6 Unsung Queer Shows We’re Loving this Summer

by thenowvibe_admin

Appointment Viewing: The shows you’ll always want to pencil in on your calendar and unpack in your group chat.

Scrolling through 12 streaming platforms but still can’t find something to watch? You’re not alone. Our television columnist, Michel Ghanem, a.k.a. @tvscholar, watches over 160 seasons of television each year, and he is here for you. Perhaps you’re in the mood for a hidden gem sitting undiscovered on a streamer, or a show with mysteries so tantalizing we can’t stop thinking about it. It’s all about carving out time for the shows that are actually worth your time, or “appointment viewing.” Fire up that group chat because we’ve got some unpacking to do.

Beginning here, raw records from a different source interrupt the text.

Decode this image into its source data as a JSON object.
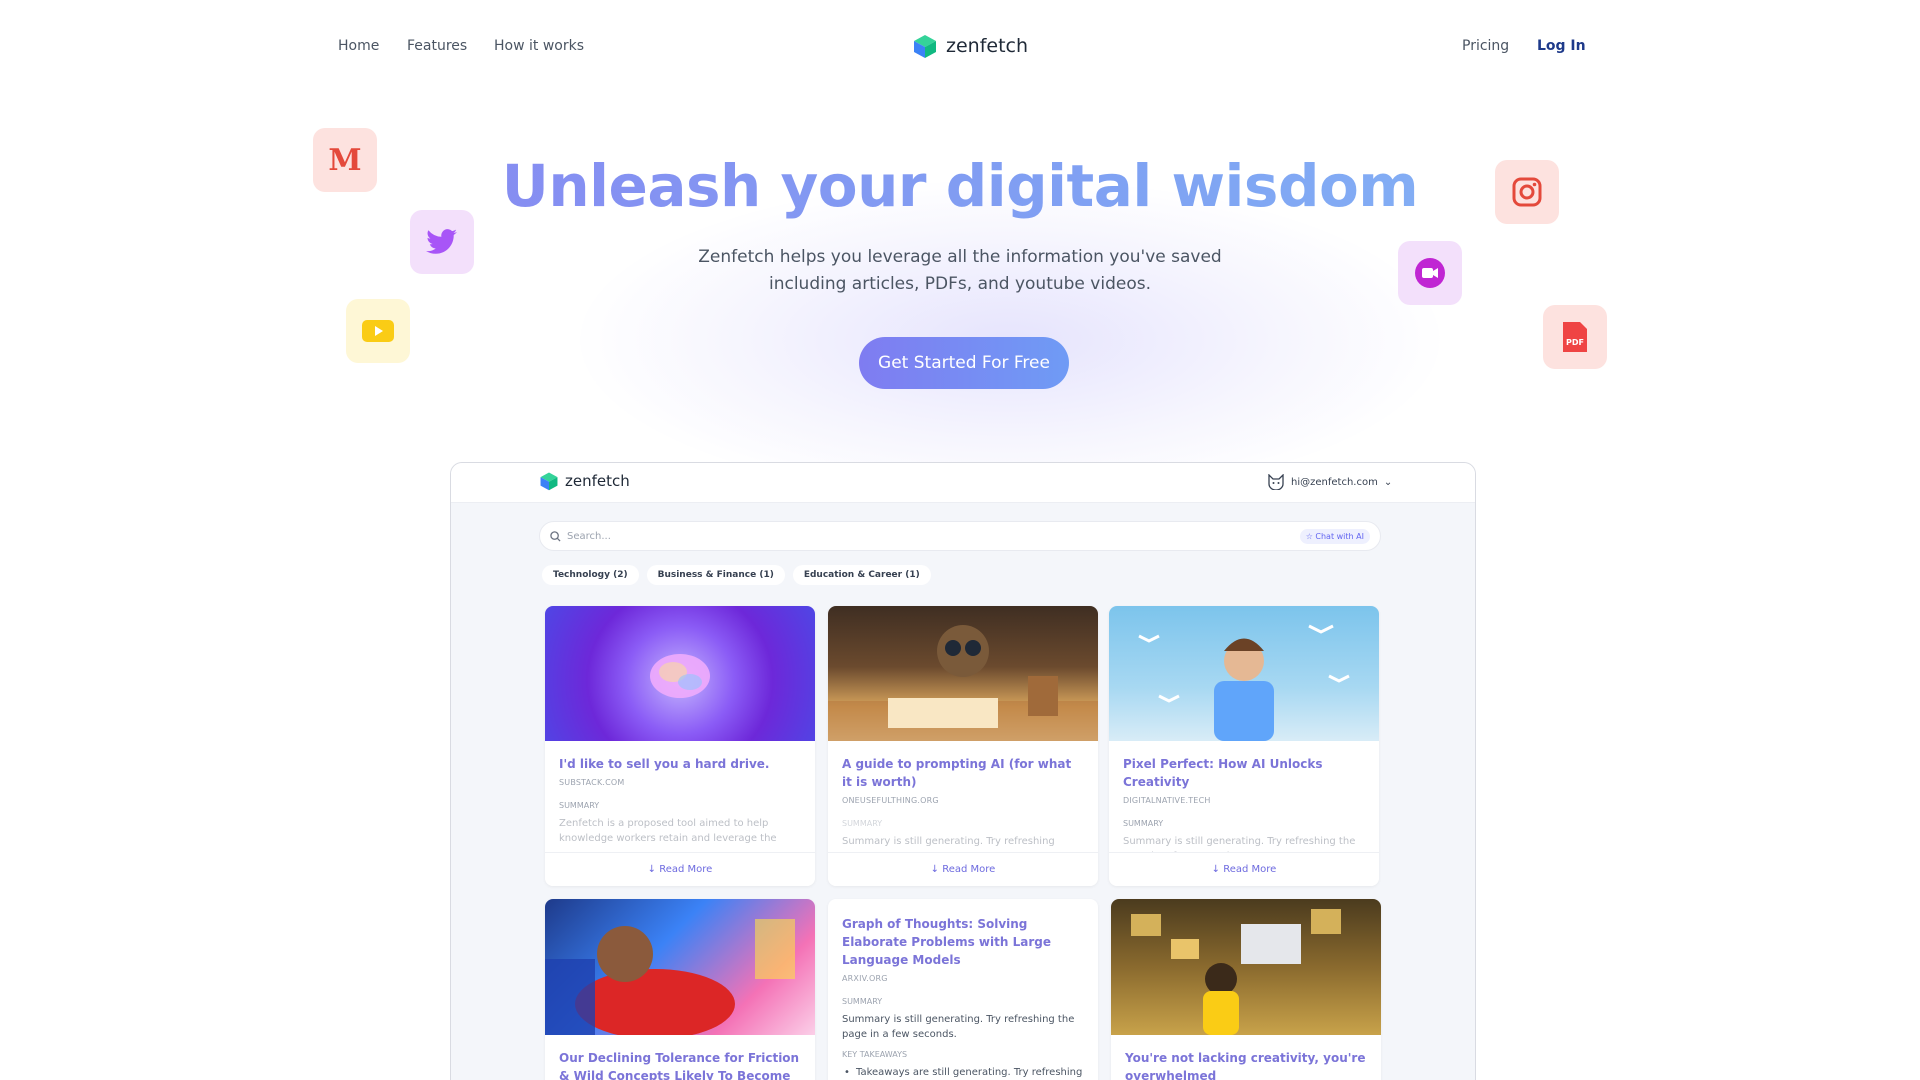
{
  "nav": {
    "home": "Home",
    "features": "Features",
    "how": "How it works",
    "brand": "zenfetch",
    "pricing": "Pricing",
    "login": "Log In"
  },
  "hero": {
    "title": "Unleash your digital wisdom",
    "subtitle_line1": "Zenfetch helps you leverage all the information you've saved",
    "subtitle_line2": "including articles, PDFs, and youtube videos.",
    "cta": "Get Started For Free"
  },
  "floating_icons": [
    "medium-icon",
    "twitter-icon",
    "youtube-icon",
    "instagram-icon",
    "video-call-icon",
    "pdf-icon"
  ],
  "app": {
    "brand": "zenfetch",
    "user_email": "hi@zenfetch.com",
    "search_placeholder": "Search...",
    "chat_label": "☆ Chat with AI",
    "chips": [
      "Technology (2)",
      "Business & Finance (1)",
      "Education & Career (1)"
    ],
    "cards": [
      {
        "title": "I'd like to sell you a hard drive.",
        "source": "SUBSTACK.COM",
        "summary_label": "SUMMARY",
        "summary": "Zenfetch is a proposed tool aimed to help knowledge workers retain and leverage the",
        "read_more": "↓ Read More"
      },
      {
        "title": "A guide to prompting AI (for what it is worth)",
        "source": "ONEUSEFULTHING.ORG",
        "summary_label": "SUMMARY",
        "summary": "Summary is still generating. Try refreshing",
        "read_more": "↓ Read More"
      },
      {
        "title": "Pixel Perfect: How AI Unlocks Creativity",
        "source": "DIGITALNATIVE.TECH",
        "summary_label": "SUMMARY",
        "summary": "Summary is still generating. Try refreshing the page in a few seconds.",
        "read_more": "↓ Read More"
      },
      {
        "title": "Our Declining Tolerance for Friction & Wild Concepts Likely To Become"
      },
      {
        "title": "Graph of Thoughts: Solving Elaborate Problems with Large Language Models",
        "source": "ARXIV.ORG",
        "summary_label": "SUMMARY",
        "summary": "Summary is still generating. Try refreshing the page in a few seconds.",
        "takeaways_label": "KEY TAKEAWAYS",
        "takeaway": "Takeaways are still generating. Try refreshing the page in a few seconds."
      },
      {
        "title": "You're not lacking creativity, you're overwhelmed"
      }
    ]
  },
  "colors": {
    "accent": "#7f7cf1",
    "title_gradient_start": "#8b7df0",
    "title_gradient_end": "#8ac0f6",
    "login": "#1e3a8a"
  }
}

So far this year, we’ve covered everything from Adult Swim’s Common Side Effects, a compelling animated thriller, to Netflix’s Forever, a charming teen drama. This Pride month, we’re rounding up our favorite queer shows from the last few months to add to your summer rotation — from Michelle Buteau’s excellent Netflix comedy Survival of the Thickest to Hulu’s Mid-Century Modern, an old-school sitcom with a contemporary spin.

Adults (FX/Hulu)

Remember shows about 20-something groups of friends navigating the misadventures of being broke college graduates? Well, they’re back. Prime Video’s Overcompensating is a recent highlight, but FX’s Adults may be kicking off the renaissance of a comedy subgenre that had quietly faded away after shows about millennials like Girls, Search Party, and Insecure went off the air. Adults follows five Gen-Z roommates freeloading at Samir’s (Malik Elassal) parents’ house while they navigate the ups and downs of funemployment, dating, and dinner parties with Julia Fox.

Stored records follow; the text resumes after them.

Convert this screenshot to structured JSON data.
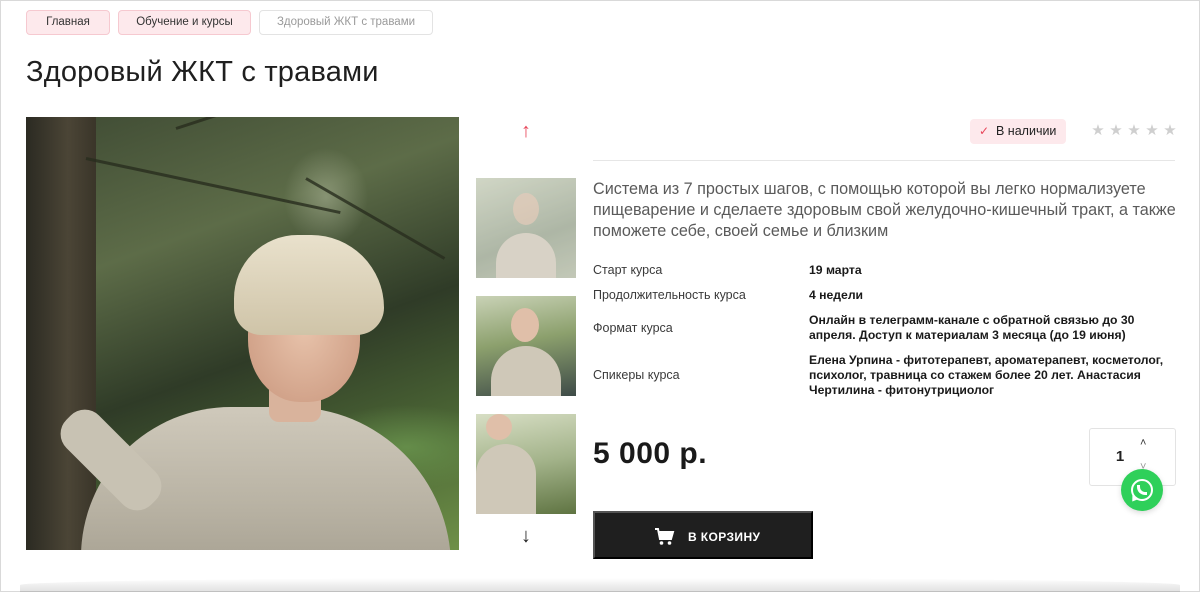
{
  "breadcrumbs": [
    {
      "label": "Главная"
    },
    {
      "label": "Обучение и курсы"
    },
    {
      "label": "Здоровый ЖКТ с травами"
    }
  ],
  "product": {
    "title": "Здоровый ЖКТ с травами",
    "stock_label": "В наличии",
    "rating": {
      "value": 0,
      "max": 5
    },
    "description": "Система из 7 простых шагов, с помощью которой вы легко нормализуете пищеварение и сделаете здоровым свой желудочно-кишечный тракт, а также поможете себе, своей семье и близким",
    "properties": [
      {
        "label": "Старт курса",
        "value": "19 марта"
      },
      {
        "label": "Продолжительность курса",
        "value": "4 недели"
      },
      {
        "label": "Формат курса",
        "value": "Онлайн в телеграмм-канале с обратной связью до 30 апреля. Доступ к материалам 3 месяца (до 19 июня)"
      },
      {
        "label": "Спикеры курса",
        "value": "Елена Урпина - фитотерапевт, ароматерапевт, косметолог, психолог, травница со стажем более 20 лет. Анастасия Чертилина - фитонутрициолог"
      }
    ],
    "price": "5 000 р.",
    "quantity": "1",
    "cart_button_label": "В КОРЗИНУ"
  },
  "icons": {
    "thumb_up": "arrow-up-icon",
    "thumb_down": "arrow-down-icon",
    "stock": "check-icon",
    "star": "star-icon",
    "cart": "cart-icon",
    "chat": "whatsapp-icon"
  },
  "colors": {
    "accent": "#e8465a",
    "accent_bg": "#fde9ec",
    "button_bg": "#1f1f1f",
    "whatsapp": "#2fd05a"
  }
}
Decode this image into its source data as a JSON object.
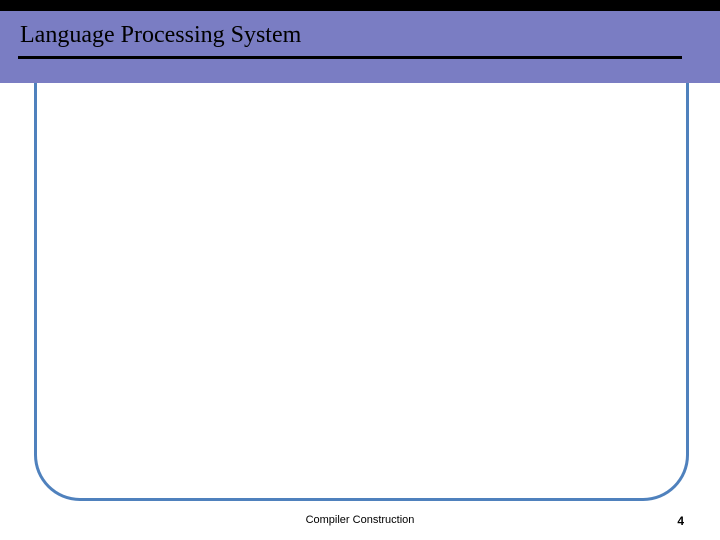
{
  "header": {
    "title": "Language Processing System"
  },
  "footer": {
    "text": "Compiler Construction",
    "page": "4"
  }
}
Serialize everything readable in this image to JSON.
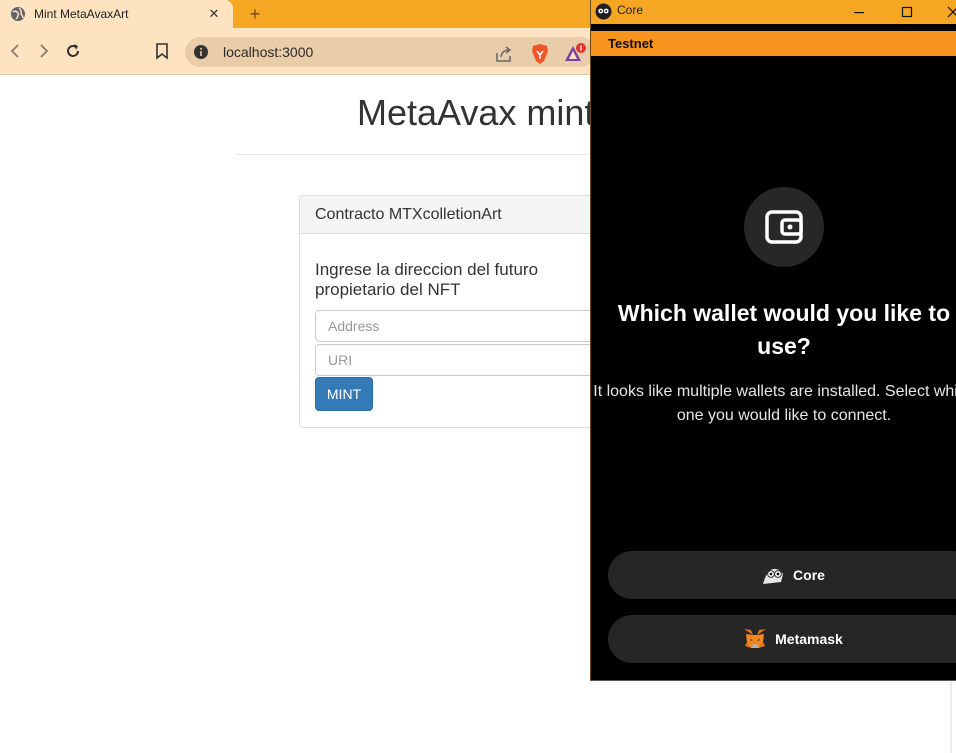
{
  "browser": {
    "tab_title": "Mint MetaAvaxArt",
    "tab_close": "✕",
    "new_tab": "+",
    "url": "localhost:3000"
  },
  "page": {
    "title": "MetaAvax mint",
    "panel_heading": "Contracto MTXcolletionArt",
    "prompt": "Ingrese la direccion del futuro propietario del NFT",
    "address_placeholder": "Address",
    "uri_placeholder": "URI",
    "mint_label": "MINT"
  },
  "wallet_window": {
    "title": "Core",
    "network": "Testnet",
    "heading": "Which wallet would you like to use?",
    "subtitle": "It looks like multiple wallets are installed. Select which one you would like to connect.",
    "options": [
      {
        "label": "Core",
        "icon": "core-owl-icon"
      },
      {
        "label": "Metamask",
        "icon": "metamask-fox-icon"
      }
    ]
  },
  "colors": {
    "chrome_orange": "#f5a623",
    "network_bar": "#f7941d",
    "mint_button": "#337ab7",
    "wallet_bg": "#000000",
    "option_bg": "#262626"
  }
}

Adults is something like Friends for a new generation with a whole new set of inside jokes (“mind wipe?”). Anton (Owen Thiele) as the queer housemate is a definite highlight — one episode explores his ability to befriend literally anyone. The season ends on a very queer note, too, that sees a possible unlikely pairing hinted at throughout the show. We hope there are 12 seasons.

Mid-Century Modern (Hulu)

As the title suggests, Mid-Century Modern is a reimagining of a classic television format. Think Golden Girls but for the Grindr era, laugh track and all. Here we follow three older gay best friends (played by Nathan Lane, Matt Bomer, and Nathan Lee Graham) as they navigate being “of a certain age” while living together in Palm Springs following the unexpected death of a mutual friend.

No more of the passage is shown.